DeepSpeed CIFAR Example

This example is adapted from the DCGAN example in the DeepSpeedExamples repository. It is intended to demonstrate a simple usecase of DeepSpeed with Determined.

Files

  • model_def.py: The DCGANTrial definition.
  • gan_model.py: Network definitions for generator and discriminator.
  • data.py: Dataset loading/downloading code.

Configuration Files

  • ds_config.json: The DeepSpeed config file.
  • mnist.yaml: Determined config to train the model on mnist.
  • mnist_grad_accum.yaml: Same as mnist.yaml, but with gradient accumulation turned on.
  • cifar10_zero2.yaml: Determined config to train the model on cifar10 with ZeRO stage 2 and float16 mxied precision enabled.

Data

This repo supports the same datasets as the original example: ["imagenet", "lfw", "lsun", "cifar10", "mnist", "fake", "celeba"]. The cifar10 and mnist datasets will be downloaded as needed, whereas the rest must be mounted on the agent.

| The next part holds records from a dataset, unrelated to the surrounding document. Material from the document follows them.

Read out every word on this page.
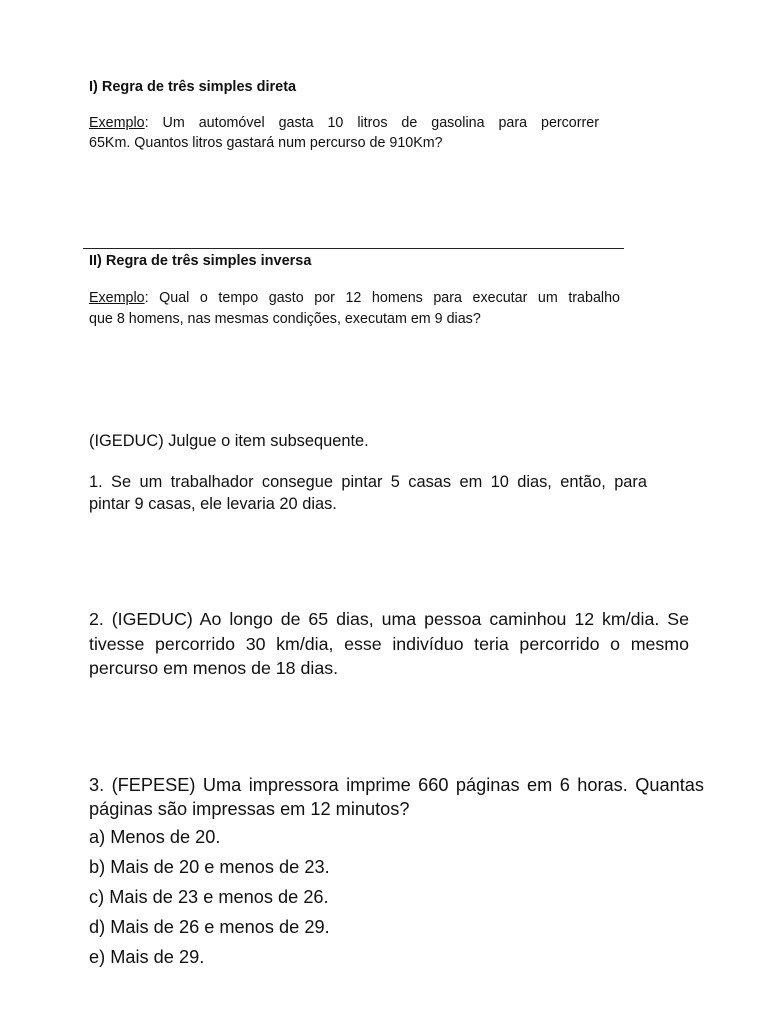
I) Regra de três simples direta
Exemplo: Um automóvel gasta 10 litros de gasolina para percorrer
65Km. Quantos litros gastará num percurso de 910Km?
II) Regra de três simples inversa
Exemplo: Qual o tempo gasto por 12 homens para executar um trabalho
que 8 homens, nas mesmas condições, executam em 9 dias?
(IGEDUC) Julgue o item subsequente.
1. Se um trabalhador consegue pintar 5 casas em 10 dias, então, para
pintar 9 casas, ele levaria 20 dias.
2. (IGEDUC) Ao longo de 65 dias, uma pessoa caminhou 12 km/dia. Se
tivesse percorrido 30 km/dia, esse indivíduo teria percorrido o mesmo
percurso em menos de 18 dias.
3. (FEPESE) Uma impressora imprime 660 páginas em 6 horas. Quantas
páginas são impressas em 12 minutos?
a) Menos de 20.
b) Mais de 20 e menos de 23.
c) Mais de 23 e menos de 26.
d) Mais de 26 e menos de 29.
e) Mais de 29.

For lsun, the data_config.classes setting must be set. The folder dataset can be used to load an arbitrary torchvision ImageFolder that is mounted on the agent.

To Run

If you have not yet installed Determined, installation instructions can be found under docs/install-admin.html or at https://docs.determined.ai/latest/index.html

Run the following command:

det experiment create mnist.yaml .

The other configurations can be run by specifying the appropriate configuration file in place of mnist.yaml.

Results

Training mnist should yield reasonable looking fake digit images on the images tab in TensorBoard after ~5k steps.

Training cifar10 does not converge as convincingly, but should look image-like after ~10k steps.